##  Insurance Data Analysis

### Exploratory Data Analysis


In [3]:
import matplotlib.pyplot as plt
import seaborn as sns
import pandas as pd
import numpy as np
import os, sys

sys.path.append('../scripts') 

In [5]:
# Import load_data function from scripts
from load_data import load_data

data = load_data('../data/raw/MachineLearningRating_v3.zip', filename='MachineLearningRating_v3.txt')

In [None]:
data.head()

In [7]:
data.shape

(1000098, 52)

### Data Cleaning

In [None]:
# Import the Class to data processing

from data_processing import DataProcessing
# Create instance of the class
data_processing = DataProcessing(data)

# Summary of Missing data
missing_summary = data_processing.missing_data_summary()

# Display results
missing_summary

In [9]:
cols_to_drop = ['NumberOfVehiclesInFleet', 
                'CrossBorder', 
                'CustomValueEstimate', 
                'Converted', 'Rebuilt', 
                'WrittenOff']

# Drop these columns
data = data_processing.handle_missing_data('high', cols_to_drop)


In [10]:
# Impute or drop columns with moderate missing data
missing_cols = ['NewVehicle', 'Bank', 'AccountType']
data = data_processing.handle_missing_data('moderate', missing_cols)

In [11]:
# Handle low missing data (standard imputation)
missing_cols = ['Gender', 'MaritalStatus', 'Cylinders', 'cubiccapacity', 
                'kilowatts', 'NumberOfDoors', 'VehicleIntroDate', 'Model', 
                'make', 'VehicleType', 'mmcode', 'bodytype', 'CapitalOutstanding']

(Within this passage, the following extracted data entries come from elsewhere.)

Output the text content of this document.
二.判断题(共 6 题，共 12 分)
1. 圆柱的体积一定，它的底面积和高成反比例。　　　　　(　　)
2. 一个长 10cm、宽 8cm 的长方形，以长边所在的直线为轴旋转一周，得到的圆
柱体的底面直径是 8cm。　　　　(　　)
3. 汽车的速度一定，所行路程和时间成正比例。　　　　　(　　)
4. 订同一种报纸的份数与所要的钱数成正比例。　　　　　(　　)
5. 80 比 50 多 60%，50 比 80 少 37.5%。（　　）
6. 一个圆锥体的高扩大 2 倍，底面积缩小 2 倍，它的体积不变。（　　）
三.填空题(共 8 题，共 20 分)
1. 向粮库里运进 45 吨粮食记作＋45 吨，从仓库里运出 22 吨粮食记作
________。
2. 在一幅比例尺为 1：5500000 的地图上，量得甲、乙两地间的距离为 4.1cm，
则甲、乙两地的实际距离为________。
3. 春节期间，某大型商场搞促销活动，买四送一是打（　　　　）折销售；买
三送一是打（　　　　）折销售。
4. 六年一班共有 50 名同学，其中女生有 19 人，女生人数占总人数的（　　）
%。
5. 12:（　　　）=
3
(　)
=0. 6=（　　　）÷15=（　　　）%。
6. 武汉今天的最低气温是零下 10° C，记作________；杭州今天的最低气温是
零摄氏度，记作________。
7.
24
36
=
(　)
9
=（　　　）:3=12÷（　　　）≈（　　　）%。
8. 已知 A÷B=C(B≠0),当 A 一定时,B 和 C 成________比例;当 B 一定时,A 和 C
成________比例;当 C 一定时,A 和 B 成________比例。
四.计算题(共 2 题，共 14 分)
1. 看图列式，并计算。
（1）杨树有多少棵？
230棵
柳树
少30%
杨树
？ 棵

data = data_processing.handle_missing_data('low', missing_cols)


In [12]:
data.duplicated().sum()

74

In [None]:
# Statistic summary of numerical features
num_cols = ['SumInsured', 'CalculatedPremiumPerTerm', 'TotalPremium', 'TotalClaims']
display(data[num_cols].describe())

In [None]:
# Check the Data types of each column

data_types = data.dtypes

data_types.reset_index(name='data type')

In [15]:
# Converts the VehicleIntroDate column from object to datetime format.

data['VehicleIntroDate'] = pd.to_datetime(data['VehicleIntroDate'], format='%d/%m/%Y', errors='coerce')  # Convert with error handling

### Univarate Analysis

In [17]:
# Import visualizer
from data_visualization import DataVisualizer
# Create instance of the class
vis = DataVisualizer(data)

# Define numerical columns
numerical_cols = [
    'SumInsured', 'CalculatedPremiumPerTerm', 
    'TotalPremium', 'TotalClaims'
]
# Define categorical columns
categorical_cols = [
    'LegalType', 'Bank', 'AccountType', 'MaritalStatus', 
    'Gender', 'Province', 'VehicleType', 
    'AlarmImmobiliser', 'TrackingDevice', 
    'Product'
]


**Insights from Univariate Analysis**

**Numerical Variables:**

- **Sum Insured:** The distribution is right-skewed, with most policies having lower sums insured and a few with very high amounts. This indicates a diverse range of policy values, with clusters around specific sums suggesting potential policy tiers.

- **Calculated Premium Per Term:** This variable is also right-skewed, with a peak around a specific amount and variability in premiums. The presence of significantly higher premiums reflects pricing differences among policies.

- **Total Premium:** The distribution is right-skewed, with most policies showing lower total premiums and a peak around zero. High total premiums may be due to refunds or high-risk factors.

Overall, these distributions reveal a wide range of policy values and premiums, with identifiable clusters and outliers that can aid in risk assessment and pricing strategies.

**Categorical Variables:**

- **Legal Type:** Most policies are issued to individuals, indicating a focus on personal insurance. Private companies and close corporations have fewer policies, with public companies, partnerships, and sole proprietorships being even less common.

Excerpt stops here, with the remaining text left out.